It's normal and healthy for adolescents to start wondering about their identities, where they came from and why they are who they are today. It's a time of self-discovery, learning about values and beliefs, and figuring out talents. Many adopted teens wonder about their birth parents during this time, which can lead parents to be worried, jealous, frustrated or proud, or to experience other feelings. Adoptive parents may be afraid that if their child finds his birth parents, he might no longer love them or like his birth parents better. Getting past these fears is important in helping your child.
Step 1
Understand that it's not personal. Children and teens who want to find their birth parents often don't understand how the process might impact their adoptive parents. They're not doing it to get back at their adoptive parents or because they're not grateful.
Step 2
Listen to your child's needs and desires. If your child talks to you about this issue, try to listen without becoming jealous and without judgment. Your child is probably wondering why she has brown eyes, why she's musically talented or why she is left-handed. Don't make your child feel bad about wanting to know her biology. It might cause resentment and relationship issues.
Step 3
Seek help from a mental health professional who specializes in adoption to discuss your concerns and fears. This is a great way to get support from someone who is objective and can listen to you without judgment.

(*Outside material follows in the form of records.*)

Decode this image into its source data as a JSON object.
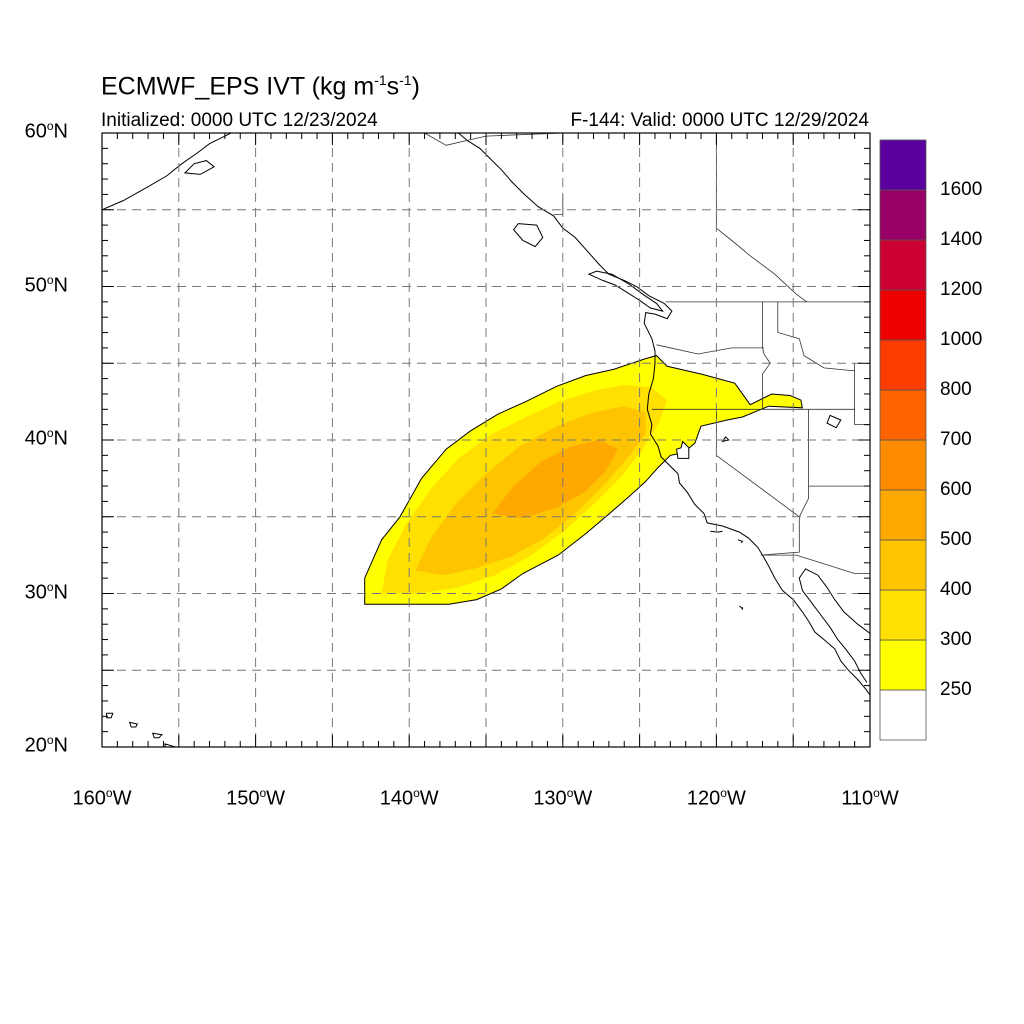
{
  "title": {
    "main": "ECMWF_EPS IVT (kg m",
    "sup1": "-1",
    "mid": "s",
    "sup2": "-1",
    "end": ")"
  },
  "initialized": "Initialized: 0000 UTC 12/23/2024",
  "valid": "F-144: Valid: 0000 UTC 12/29/2024",
  "map": {
    "lon_range": [
      -160,
      -110
    ],
    "lat_range": [
      20,
      60
    ],
    "gridline_style": "dashed",
    "lat_labels": [
      {
        "num": "60",
        "deg": "o",
        "hem": "N",
        "lat": 60
      },
      {
        "num": "50",
        "deg": "o",
        "hem": "N",
        "lat": 50
      },
      {
        "num": "40",
        "deg": "o",
        "hem": "N",
        "lat": 40
      },
      {
        "num": "30",
        "deg": "o",
        "hem": "N",
        "lat": 30
      },
      {
        "num": "20",
        "deg": "o",
        "hem": "N",
        "lat": 20
      }
    ],
    "lon_labels": [
      {
        "num": "160",
        "deg": "o",
        "hem": "W",
        "lon": -160
      },
      {
        "num": "150",
        "deg": "o",
        "hem": "W",
        "lon": -150
      },
      {
        "num": "140",
        "deg": "o",
        "hem": "W",
        "lon": -140
      },
      {
        "num": "130",
        "deg": "o",
        "hem": "W",
        "lon": -130
      },
      {
        "num": "120",
        "deg": "o",
        "hem": "W",
        "lon": -120
      },
      {
        "num": "110",
        "deg": "o",
        "hem": "W",
        "lon": -110
      }
    ]
  },
  "colorbar": {
    "colors": [
      "#ffffff",
      "#ffff00",
      "#ffe000",
      "#ffc400",
      "#ffa800",
      "#ff8c00",
      "#ff6400",
      "#ff3c00",
      "#ee0000",
      "#cc0033",
      "#990066",
      "#5a009c"
    ],
    "labels": [
      "250",
      "300",
      "400",
      "500",
      "600",
      "700",
      "800",
      "1000",
      "1200",
      "1400",
      "1600"
    ]
  },
  "ivt_levels": [
    250,
    300,
    400,
    500
  ],
  "ivt_colors": [
    "#ffff00",
    "#ffe000",
    "#ffc400",
    "#ffa800"
  ]
}
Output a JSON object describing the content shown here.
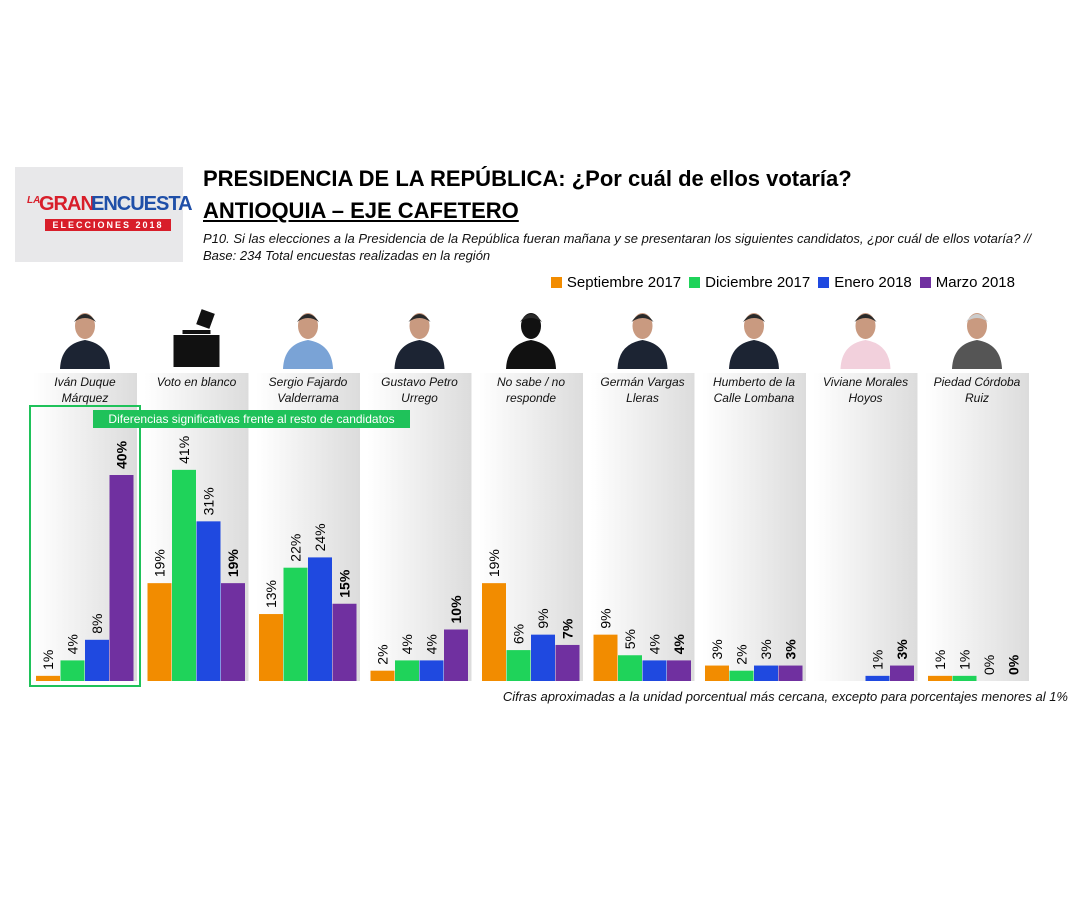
{
  "logo": {
    "pre": "LA",
    "brand1": "GRAN",
    "brand2": "ENCUESTA",
    "band": "ELECCIONES 2018"
  },
  "chart_data": {
    "type": "bar",
    "title": "PRESIDENCIA DE LA REPÚBLICA: ¿Por cuál de ellos votaría?",
    "subtitle": "ANTIOQUIA – EJE CAFETERO",
    "question": "P10. Si las elecciones a la Presidencia de la República fueran mañana y se presentaran los siguientes candidatos, ¿por cuál de ellos votaría?  // Base: 234 Total encuestas realizadas en la región",
    "highlight": "Diferencias significativas frente al resto de candidatos",
    "note": "Cifras aproximadas a la unidad porcentual más cercana, excepto para porcentajes menores al 1%",
    "categories": [
      "Iván Duque Márquez",
      "Voto en blanco",
      "Sergio Fajardo Valderrama",
      "Gustavo Petro Urrego",
      "No sabe / no responde",
      "Germán Vargas Lleras",
      "Humberto de la Calle Lombana",
      "Viviane Morales Hoyos",
      "Piedad Córdoba Ruiz"
    ],
    "series": [
      {
        "name": "Septiembre 2017",
        "color": "#f28c00",
        "values": [
          1,
          19,
          13,
          2,
          19,
          9,
          3,
          null,
          1
        ],
        "value_labels": [
          "1%",
          "19%",
          "13%",
          "2%",
          "19%",
          "9%",
          "3%",
          null,
          "1%"
        ]
      },
      {
        "name": "Diciembre 2017",
        "color": "#1fd35a",
        "values": [
          4,
          41,
          22,
          4,
          6,
          5,
          2,
          null,
          1
        ],
        "value_labels": [
          "4%",
          "41%",
          "22%",
          "4%",
          "6%",
          "5%",
          "2%",
          null,
          "1%"
        ]
      },
      {
        "name": "Enero 2018",
        "color": "#1f49e0",
        "values": [
          8,
          31,
          24,
          4,
          9,
          4,
          3,
          1,
          0
        ],
        "value_labels": [
          "8%",
          "31%",
          "24%",
          "4%",
          "9%",
          "4%",
          "3%",
          "1%",
          "0%"
        ]
      },
      {
        "name": "Marzo 2018",
        "color": "#7030a0",
        "bold": true,
        "values": [
          40,
          19,
          15,
          10,
          7,
          4,
          3,
          3,
          0
        ],
        "value_labels": [
          "40%",
          "19%",
          "15%",
          "10%",
          "7%",
          "4%",
          "3%",
          "3%",
          "0%"
        ]
      }
    ]
  }
}
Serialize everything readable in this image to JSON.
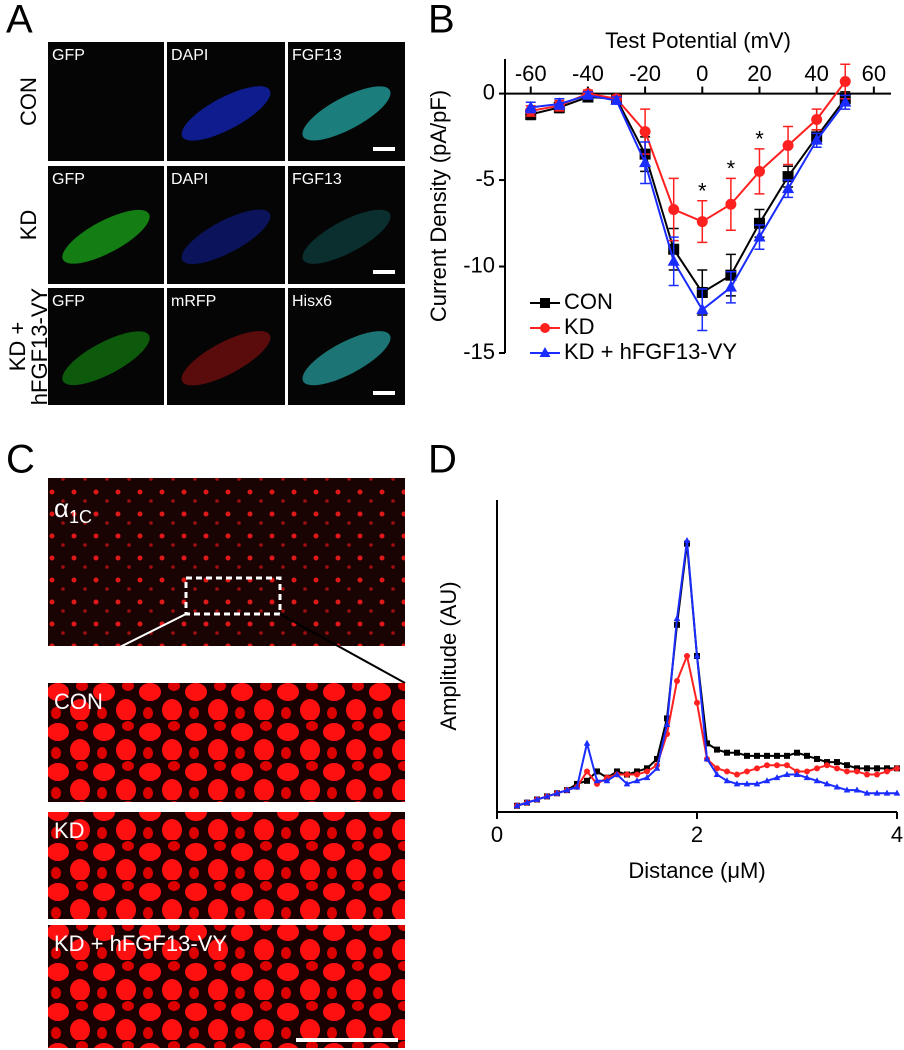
{
  "panel_labels": [
    "A",
    "B",
    "C",
    "D"
  ],
  "panel_a": {
    "rows": [
      {
        "label": [
          "CON"
        ],
        "channels": [
          "GFP",
          "DAPI",
          "FGF13"
        ]
      },
      {
        "label": [
          "KD"
        ],
        "channels": [
          "GFP",
          "DAPI",
          "FGF13"
        ]
      },
      {
        "label": [
          "KD +",
          "hFGF13-VY"
        ],
        "channels": [
          "GFP",
          "mRFP",
          "Hisx6"
        ]
      }
    ]
  },
  "panel_c": {
    "overview_label": {
      "symbol": "α",
      "subscript": "1C"
    },
    "zoom_labels": [
      "CON",
      "KD",
      "KD + hFGF13-VY"
    ]
  },
  "chart_data": [
    {
      "type": "line",
      "x_label": "Test Potential (mV)",
      "y_label": "Current Density (pA/pF)",
      "x": [
        -60,
        -50,
        -40,
        -30,
        -20,
        -10,
        0,
        10,
        20,
        30,
        40,
        50
      ],
      "series": [
        {
          "name": "CON",
          "color": "#000000",
          "marker": "square",
          "values": [
            -1.2,
            -0.8,
            -0.2,
            -0.3,
            -3.5,
            -9.0,
            -11.5,
            -10.5,
            -7.5,
            -4.8,
            -2.5,
            -0.3
          ],
          "errors": [
            0.3,
            0.3,
            0.2,
            0.2,
            1.0,
            1.2,
            1.3,
            1.2,
            0.8,
            0.6,
            0.4,
            0.4
          ]
        },
        {
          "name": "KD",
          "color": "#ff2020",
          "marker": "circle",
          "values": [
            -1.0,
            -0.7,
            0.0,
            -0.3,
            -2.2,
            -6.7,
            -7.4,
            -6.4,
            -4.5,
            -3.0,
            -1.5,
            0.7
          ],
          "errors": [
            0.3,
            0.3,
            0.2,
            0.2,
            1.3,
            1.8,
            1.2,
            1.5,
            1.3,
            1.1,
            0.6,
            1.0
          ]
        },
        {
          "name": "KD + hFGF13-VY",
          "color": "#1a2cff",
          "marker": "triangle",
          "values": [
            -0.8,
            -0.6,
            -0.1,
            -0.4,
            -4.0,
            -9.7,
            -12.5,
            -11.2,
            -8.3,
            -5.5,
            -2.7,
            -0.5
          ],
          "errors": [
            0.3,
            0.3,
            0.2,
            0.2,
            1.2,
            1.4,
            1.2,
            0.9,
            0.7,
            0.5,
            0.4,
            0.4
          ]
        }
      ],
      "xlim": [
        -69,
        66
      ],
      "ylim": [
        -15,
        2
      ],
      "xticks": [
        -60,
        -40,
        -20,
        0,
        20,
        40,
        60
      ],
      "yticks": [
        0,
        -5,
        -10,
        -15
      ],
      "legend": "lower left",
      "annotations": [
        {
          "x": 0,
          "text": "*"
        },
        {
          "x": 10,
          "text": "*"
        },
        {
          "x": 20,
          "text": "*"
        }
      ]
    },
    {
      "type": "line",
      "x_label": "Distance (μM)",
      "y_label": "Amplitude (AU)",
      "x": [
        0.2,
        0.3,
        0.4,
        0.5,
        0.6,
        0.7,
        0.8,
        0.9,
        1.0,
        1.1,
        1.2,
        1.3,
        1.4,
        1.5,
        1.6,
        1.7,
        1.8,
        1.9,
        2.0,
        2.1,
        2.2,
        2.3,
        2.4,
        2.5,
        2.6,
        2.7,
        2.8,
        2.9,
        3.0,
        3.1,
        3.2,
        3.3,
        3.4,
        3.5,
        3.6,
        3.7,
        3.8,
        3.9,
        4.0
      ],
      "series": [
        {
          "name": "CON",
          "color": "#000000",
          "marker": "square",
          "values": [
            0.02,
            0.03,
            0.04,
            0.05,
            0.06,
            0.07,
            0.09,
            0.1,
            0.13,
            0.11,
            0.13,
            0.12,
            0.13,
            0.14,
            0.17,
            0.3,
            0.6,
            0.86,
            0.5,
            0.22,
            0.2,
            0.19,
            0.19,
            0.18,
            0.18,
            0.18,
            0.18,
            0.18,
            0.19,
            0.18,
            0.17,
            0.16,
            0.16,
            0.15,
            0.14,
            0.14,
            0.14,
            0.14,
            0.14
          ]
        },
        {
          "name": "KD",
          "color": "#ff2020",
          "marker": "circle",
          "values": [
            0.02,
            0.03,
            0.04,
            0.05,
            0.06,
            0.07,
            0.08,
            0.13,
            0.09,
            0.11,
            0.12,
            0.12,
            0.12,
            0.13,
            0.15,
            0.25,
            0.42,
            0.5,
            0.35,
            0.17,
            0.14,
            0.13,
            0.12,
            0.13,
            0.14,
            0.15,
            0.15,
            0.15,
            0.13,
            0.13,
            0.14,
            0.15,
            0.14,
            0.13,
            0.13,
            0.12,
            0.12,
            0.13,
            0.14
          ]
        },
        {
          "name": "KD + hFGF13-VY",
          "color": "#1a2cff",
          "marker": "triangle",
          "values": [
            0.02,
            0.03,
            0.04,
            0.05,
            0.06,
            0.07,
            0.08,
            0.22,
            0.1,
            0.1,
            0.12,
            0.09,
            0.1,
            0.11,
            0.14,
            0.28,
            0.62,
            0.87,
            0.5,
            0.17,
            0.12,
            0.1,
            0.09,
            0.09,
            0.09,
            0.1,
            0.11,
            0.12,
            0.12,
            0.11,
            0.1,
            0.09,
            0.08,
            0.07,
            0.07,
            0.06,
            0.06,
            0.06,
            0.06
          ]
        }
      ],
      "xlim": [
        0,
        4
      ],
      "ylim": [
        0,
        1
      ],
      "xticks": [
        0,
        2,
        4
      ]
    }
  ]
}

Instead of taking out these fears on your child, you can discuss them and cope with them in healthy ways. Also, you can set up family sessions if needed.
Step 4
Give your child direct advice and guidance. Contacting strangers can be dangerous for children and teens who are trying to find their birth parents. If you know who the birth parents are, you might want to give them a heads-up that your child is trying to find them. You could also set up a meeting where you'd be present and your child could ask his birth parents questions in a safe environment. If your child is looking for or has found his birth parents and you don't know them, let him know the dangers of contacting strangers and ask him to talk to you before doing so.
Tips and Warnings
- Not every adopted child tries to find her birth parents. Some just want information about their birth parents or don't seem interested in them at all. If your child does bring up the topic, try not to react negatively. Instead, act curious to get more information. Sometimes birth parents don't want contact and are extremely negative when contacted by their adopted children. As the adoptive parent, you have to be ready for this, because it can be extremely hard for a child to be rejected by her birth parents. You'll probably be the person she turns to wondering why they don't care about her or why they don't like her.